先程までは止めようとしていたミラジェーンも、思わずロアの話に耳を傾けていた。
「皆言うんだ、ナツとリサーナはいい感じだーって」
「えっ」
「ナツはリサーナが好きなんだなぁって皆言うんだよ、なんで?」
ミラジェーンからすれば、どっちもどっちというか。
ロアとナツは男同士だというのに稀に注目される程仲が良い。
しかし確かにリサーナが帰って来てからは注目の対象が変わったようにも思える。
それを、ロアはずっと気にしていたのだろう。
「うわぁ…私、そんな風に思われてたんだ…」
「俺じゃなくって、いっつもリサーナの名前が出てくんだよ。俺だっていいじゃん、俺だってナツと仲良いんだからさぁ…」
そして、ここまで来てようやくリサーナもロアの言いたいことが分かり始めていた。
まさかと思ってカウンターに両肘ついている姉に目を向ければ、無言と表情が予感を確信に変える。

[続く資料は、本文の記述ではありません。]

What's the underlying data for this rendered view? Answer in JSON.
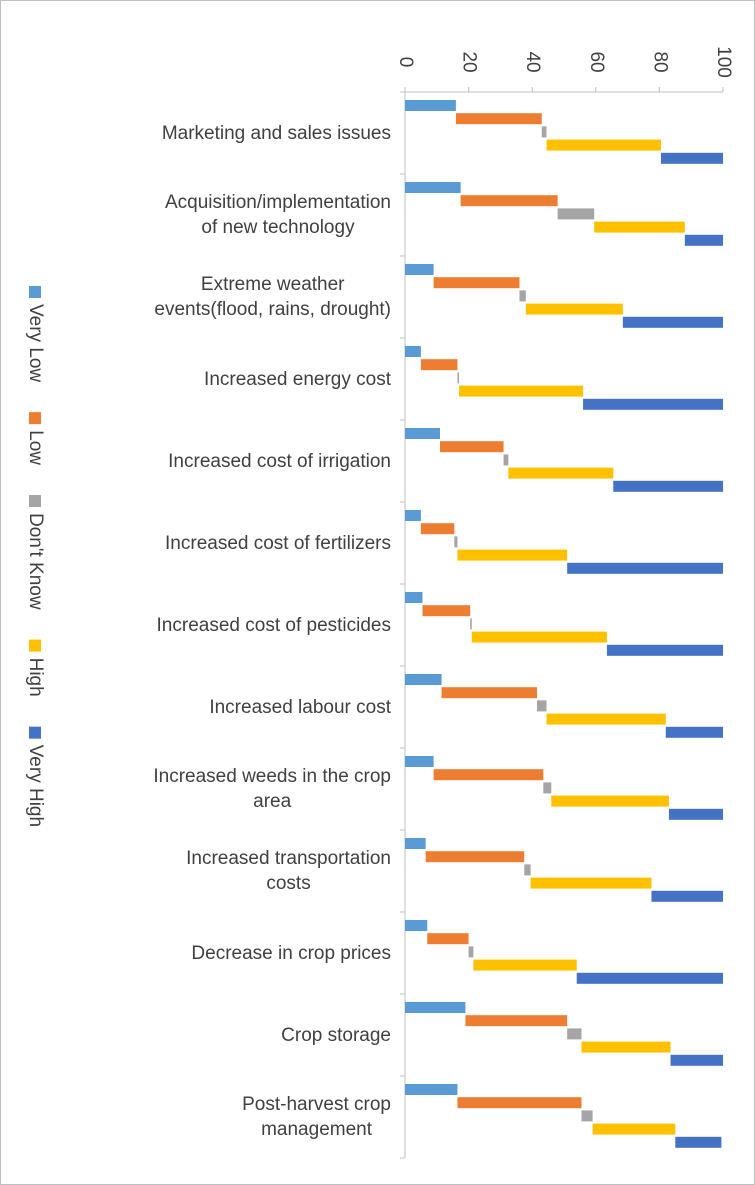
{
  "chart_data": {
    "type": "stepped_bar",
    "categories": [
      "Marketing and sales issues",
      "Acquisition/implementation\nof new technology",
      "Extreme weather\nevents(flood, rains, drought)",
      "Increased energy cost",
      "Increased cost of irrigation",
      "Increased cost of fertilizers",
      "Increased cost of pesticides",
      "Increased labour cost",
      "Increased weeds in the crop\narea",
      "Increased transportation\ncosts",
      "Decrease in crop prices",
      "Crop storage",
      "Post-harvest crop\nmanagement"
    ],
    "series": [
      {
        "name": "Very Low",
        "color": "#5b9bd5",
        "values": [
          16,
          17.5,
          9,
          5,
          11,
          5,
          5.5,
          11.5,
          9,
          6.5,
          7,
          19,
          16.5
        ]
      },
      {
        "name": "Low",
        "color": "#ed7d31",
        "values": [
          27,
          30.5,
          27,
          11.5,
          20,
          10.5,
          15,
          30,
          34.5,
          31,
          13,
          32,
          39
        ]
      },
      {
        "name": "Don't Know",
        "color": "#a5a5a5",
        "values": [
          1.5,
          11.5,
          2,
          0.5,
          1.5,
          1,
          0.5,
          3,
          2.5,
          2,
          1.5,
          4.5,
          3.5
        ]
      },
      {
        "name": "High",
        "color": "#ffc000",
        "values": [
          36,
          28.5,
          30.5,
          39,
          33,
          34.5,
          42.5,
          37.5,
          37,
          38,
          32.5,
          28,
          26
        ]
      },
      {
        "name": "Very High",
        "color": "#4472c4",
        "values": [
          19.5,
          12,
          31.5,
          44,
          34.5,
          49,
          36.5,
          18,
          17,
          22.5,
          46,
          16.5,
          14.5
        ]
      }
    ],
    "xlim": [
      0,
      100
    ],
    "xticks": [
      0,
      20,
      40,
      60,
      80,
      100
    ],
    "grid": false,
    "legend": "left"
  }
}
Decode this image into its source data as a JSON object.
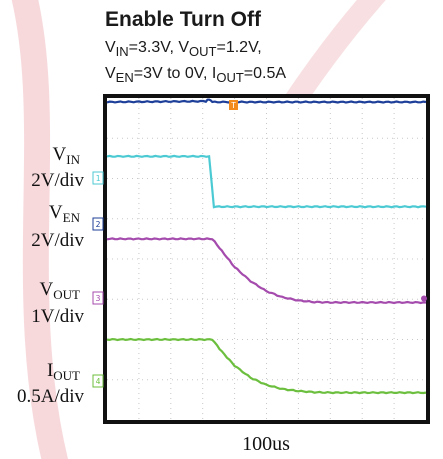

「でもそうならないのはぁ、俺が男でリサーナが女だからじゃん、だろ?」
「…まあ、皆そういう話するの好きだからね」
「でも…女だったら、俺とナツってどうなってたのかなぁ…」
ぽつりぽつりといつから思っていたのかロアの心が露わになる。
知らなかった、あのロアが、こんな一面を持っていたなんて。
「俺、ナツの一番になりたいなぁ…」
「ロア…」
まさか、とは思ったが、リサーナの中には不思議と違和感がなかった。
エドラスの二人が恐らく今ロアが望む関係だったからだろう。
それにロアが元々女の子のように可愛らしかったことも知っているし、それを見たナツが見惚れていたことも知っているから。
「ねぇロア、少なくとも私とナツはそんなじゃないよ」
「…でも、二人が並ぶと映えるよ。お似合いっていうんだ、ああいうの…」
「そうかなぁ。私はロアとナツもすごくお似合いだと思うよ。ね、お姉ちゃん」
「そうね。まぁナツにはもったいないと思うけど」
野生児のナツと、強がっているが本当は弱く脆く美しいロア。
ロアがこんな風になっていることも気付かず、ナツは向こうで他の仲間とワイワイやっている。
いつもそうだ、ナツは肝心なところで鈍感で。
「ロア、私応援するよ!ロアなら女の子にならなくたって全然!問題なし!」
「リサーナ…」
「辛かったんだね。エドラスで…あの二人を見て」
柔らかく微笑んだリサーナの手がロアの頭を撫でる。
思わずじんと込み上げるものがあって、そして純粋に喜びとか愛しさがあって、ロアは金の髪を辿って離れたリサーナの手を両手で包んでいた。
「…リサーナ、ありがとう。大好き」
ふにゃ、と緩んだ顔で目を細めたロアは、やはり酒のせいで正常ではなかったのだろう。
しかし本音であろうその言葉には、思わぬ人が反応した。
「い、今…ロア…なんて…」
「あれ、ナツ?」
いつの間にそこにいたのか、カウンターに座るロアとリサーナを丸く見開いた目で見つめるナツ。
タイミングで言えば最悪だ。
「り、リサーナ、ロアと、何話してたんだ?」
「あ、これは…」
いかがわしい内容なんてどこにもない。
正直に話そうと口を開いたリサーナだったが、それを阻止したのはまさかのロアだった。
「だーめ、ナツには内緒!」
ぎゅっとリサーナを抱き寄せて言うロアは一体何を考えていたのか。
さっと青ざめてふらっと後ずさったナツは、明らかに落ち込んだ様子でそこに膝をついた。
「…お姉ちゃん、この二人って…」
「そう、ずっとこんな調子なのよ…」
「なーんだ…」
ロアの腕の中で苦笑いを浮かべたリサーナには見えているものが、肝心の二人には見えていない。
まあそれも面白いのかな。
とうとう他人事に考えたリサーナは、見せつけるかのようにロアの背中に手を回した。